ST. KITTS-NEVIS PARLIAMENT MAKES HISTORY: First Parliament in the Modern World to Go Three Years Without Tabled Minutes — Harris Calls It a “Guinness World Record-Level Disgrace”
BASSETERRE, St. Kitts – In what can only be described as a parliamentary scandal of historic proportions, the St. Kitts and Nevis National Assembly has become the first known parliament in modern history to go three consecutive years without tabling or confirming a single set of minutes.
The shocking revelation surfaced on Tuesday following the walkout of Third Prime Minister Dr. Hon. Timothy Harris, who stormed out of the Assembly in protest of what he termed a “reckless, irregular, and unlawful” attempt to retroactively approve three years of unconfirmed minutes in bulk.
An Unprecedented Breakdown of Parliamentary Accountability
Since August 2022, the Parliament of St. Kitts and Nevis has reportedly held over 27 sittings, including three national budget debates, without a single set of minutes being tabled, reviewed, or confirmed. This violates every known parliamentary standard and has plunged the nation’s legislative credibility into crisis.

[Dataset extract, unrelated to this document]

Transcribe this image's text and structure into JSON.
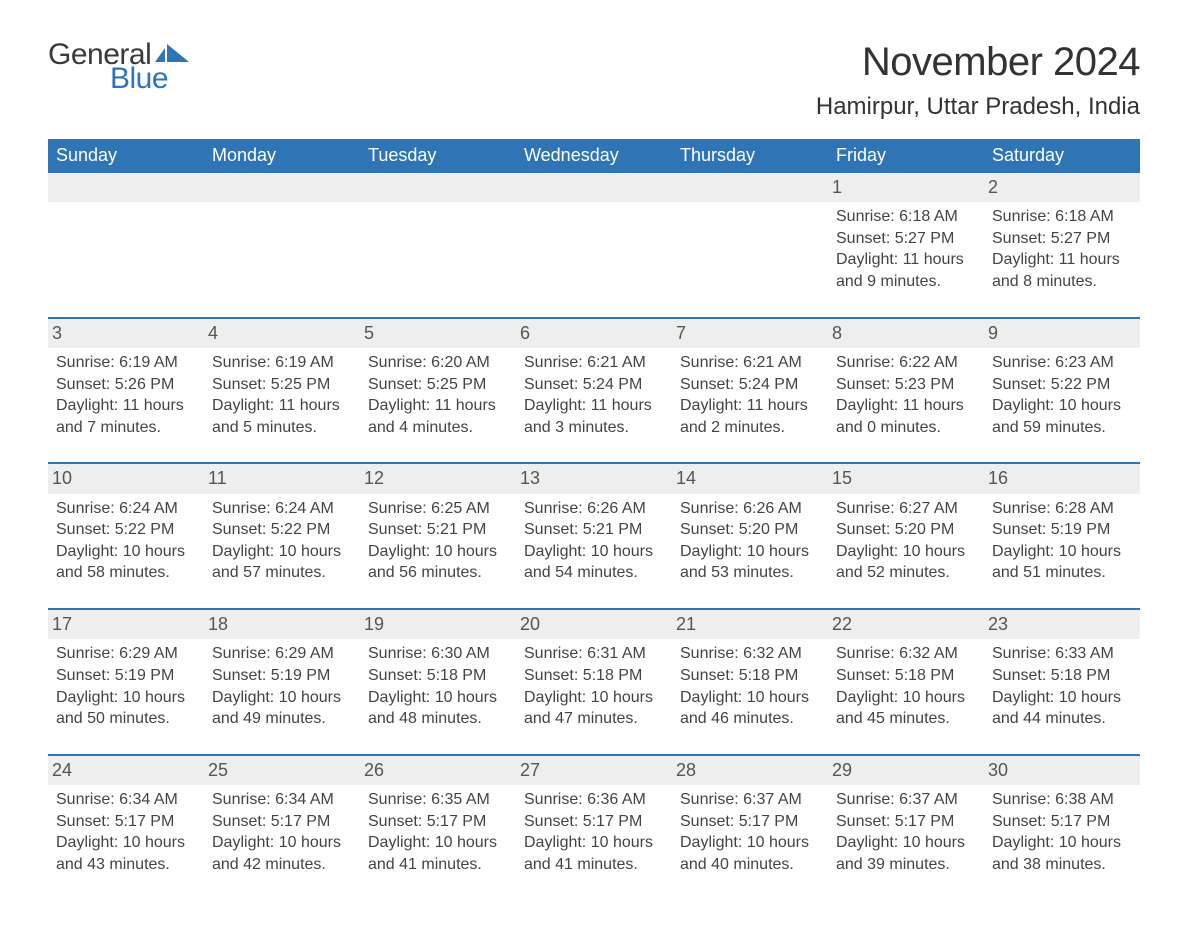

Observers are now labeling this as an administrative and constitutional failure of the highest order, with Dr. Harris describing the episode as “fit for the Guinness Book of World Records — but as a record of shame, not achievement.”
“This has to be recorded as the first and only Parliament in the modern world that operated for three years without confirming any minutes,” Dr. Harris declared. “It is unthinkable, unimaginable, and an insult to democracy.”

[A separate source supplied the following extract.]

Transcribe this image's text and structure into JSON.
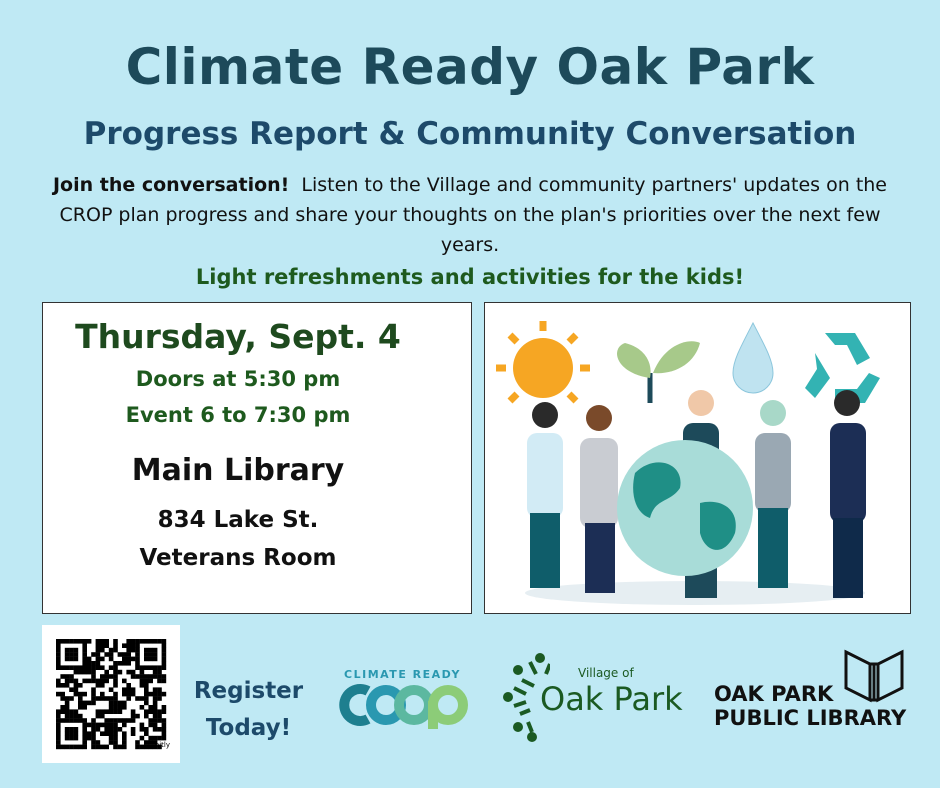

A Global First — For All the Wrong Reasons
Political analysts and historians have struggled to identify any precedent for such a lapse in parliamentary governance. The absence of official minutes for multiple years is virtually unheard of in democratic systems, where the documentation of proceedings is essential for accountability and transparency.
A constitutional expert told SKN Times:
“It is highly improbable, if not impossible, for a functioning Parliament anywhere in the democratic world to go three years without confirming its minutes. Such a failure undermines every legislative act, every budget passed, and every motion moved during that period.”

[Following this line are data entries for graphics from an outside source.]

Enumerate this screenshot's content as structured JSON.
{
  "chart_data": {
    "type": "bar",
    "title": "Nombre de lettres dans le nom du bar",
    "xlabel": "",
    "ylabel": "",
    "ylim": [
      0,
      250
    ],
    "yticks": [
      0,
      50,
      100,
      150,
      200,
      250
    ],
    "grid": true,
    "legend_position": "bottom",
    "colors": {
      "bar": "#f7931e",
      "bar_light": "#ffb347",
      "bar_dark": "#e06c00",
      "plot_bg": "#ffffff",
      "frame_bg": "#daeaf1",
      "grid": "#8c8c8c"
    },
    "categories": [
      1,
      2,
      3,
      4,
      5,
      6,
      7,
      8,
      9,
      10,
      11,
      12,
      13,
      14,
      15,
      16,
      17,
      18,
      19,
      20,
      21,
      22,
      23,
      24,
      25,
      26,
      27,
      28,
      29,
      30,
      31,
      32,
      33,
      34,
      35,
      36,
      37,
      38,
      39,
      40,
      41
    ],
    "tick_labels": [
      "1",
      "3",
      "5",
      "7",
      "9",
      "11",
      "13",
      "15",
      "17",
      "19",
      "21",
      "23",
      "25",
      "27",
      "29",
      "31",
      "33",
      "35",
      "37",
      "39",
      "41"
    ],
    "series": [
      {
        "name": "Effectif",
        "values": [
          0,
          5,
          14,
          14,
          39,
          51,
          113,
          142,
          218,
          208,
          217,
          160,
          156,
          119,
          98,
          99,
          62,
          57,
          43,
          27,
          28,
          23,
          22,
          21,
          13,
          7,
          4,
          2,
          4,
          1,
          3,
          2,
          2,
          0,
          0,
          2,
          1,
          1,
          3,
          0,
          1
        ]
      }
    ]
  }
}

The expert outlined why this is catastrophic for parliamentary integrity:
- Constitutional Requirements: Most constitutions, including that of St. Kitts and Nevis, mandate that Parliament meet regularly and that records of those meetings be kept and confirmed.
- Legislative Oversight: Without confirmed minutes, there is no legal documentation of laws debated or passed.
- Transparency: Minutes form the backbone of public accountability — their absence equates to secrecy and chaos.
- Historical Context: Even during wars, revolutions, and constitutional crises, parliaments from London to Delhi to Kingston have always maintained minute records.
Speaker Under Fire
Public outrage has zeroed in on the Speaker of the National Assembly, who for three years failed to present or table a single set of minutes. Critics are now calling for her immediate resignation, describing the lapse as a “monumental dereliction of duty.”
One furious observer put it bluntly:
“This Speaker has managed to do what no one else in the civilized world has ever done — preside over a Parliament with no minutes for three years. Either she is completely out of her depth or utterly negligent. Either way, she must go.”
A Constitutional Embarrassment
With this revelation, the Federation of St. Kitts and Nevis now holds a dubious global record — not for innovation, not for progress, but for what Dr. Harris termed “a breathtaking failure of parliamentary management.”
The incident raises urgent questions about the rule of law, the integrity of parliamentary records, and the competence of the current leadership of the Assembly.
It also exposes what Dr. Harris and others describe as “a culture of carelessness and contempt for constitutional order” under the current government.
As one senior political commentator summarized:
“This is not just a lapse. It’s a breakdown. The very institution meant to uphold democracy has become an example of how quickly it can decay when leadership fails.”
St. Kitts and Nevis now stands alone — not as a model of democracy, but as a cautionary tale for the world.